Mr. Sailer discusses Vietnam and Korea as well as Kosovo. He really does not come to the conclusion as to what we got out of those adventures, which is of course nothing. Well, it is of course The Neutralist's contention that we got something out of Vietnam. We got to leave.
His final paragraph makes another neutralist point,
In contrast, Islam has virtually no appeal to anyone above the lowest orders of society if they weren't born into a Muslim family. There is no single Islamic superpower to provide direction to the squabbling Muslim states, and most of these governments are more or less averse to the extremists. Even taken together, all the Muslim states in the world have only a small fraction of America's military might. For example, there is no Muslim aircraft carrier. Technologically, Pakistan is 50 years behind America in the development of nuclear weapons, and the rest lag even farther.

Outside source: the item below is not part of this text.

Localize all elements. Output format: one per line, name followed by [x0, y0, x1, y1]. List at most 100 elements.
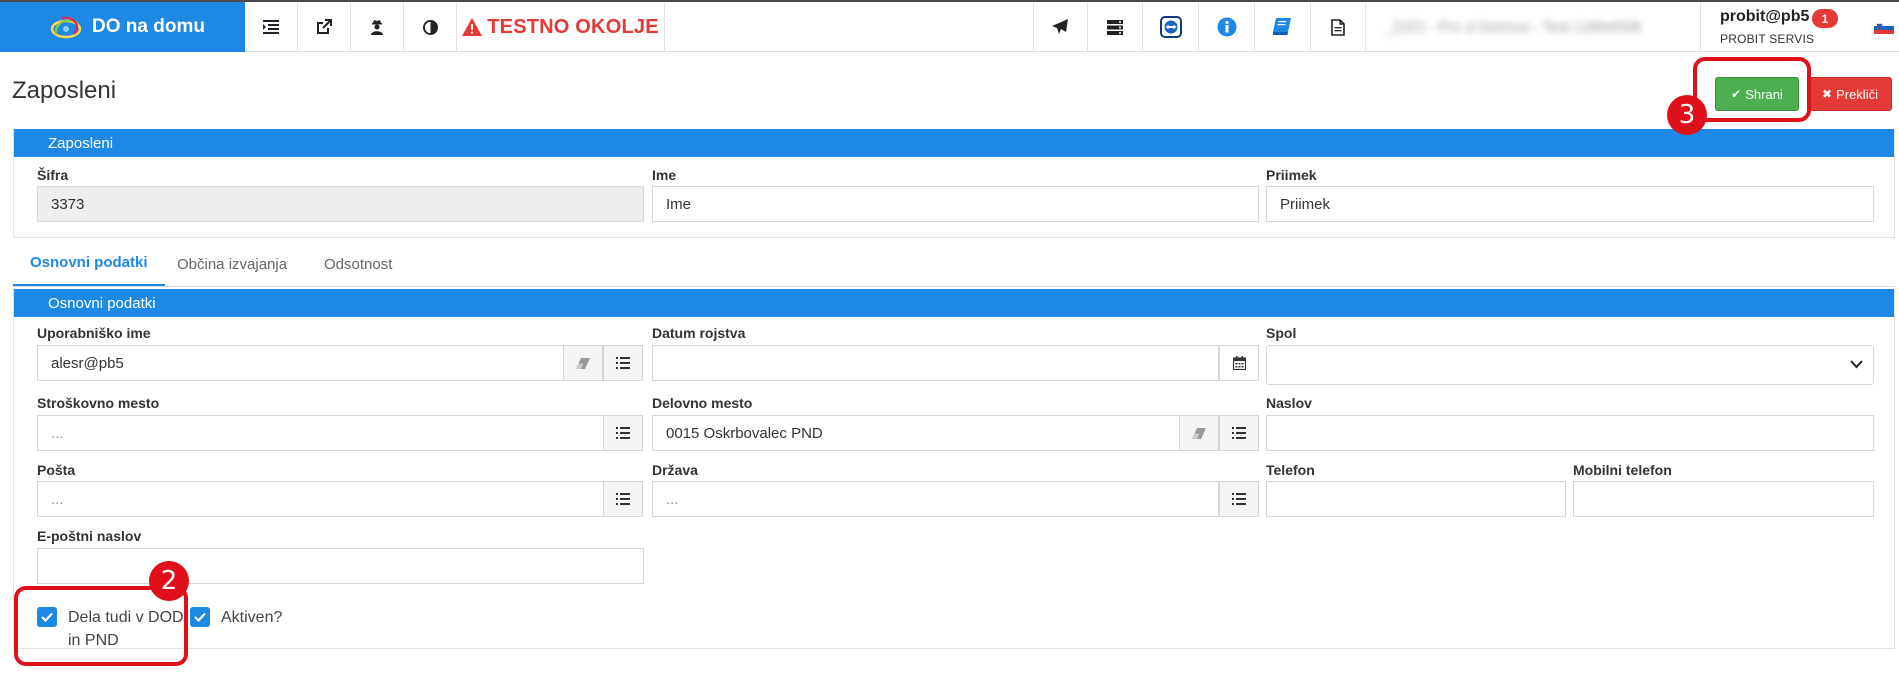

Any problems we have with militant Islam are immigration problems. It cannot be said too often, 911 was an immigration failure. We were not attacked by a carrier fleet. A jihad army did not land Normandy style. We are essentially fighting ourselves.
Why The Neutralist? The term Isolationist implies a narrow Fortress America outlook and is used as an epithet. The term Neutralist does not indicate someone hiding out from the world. No one calls the Swiss isolationists. The Wilsonian world view is old, tired and wrong. Our interventions have been less and less successful and now the failure can no longer be covered up.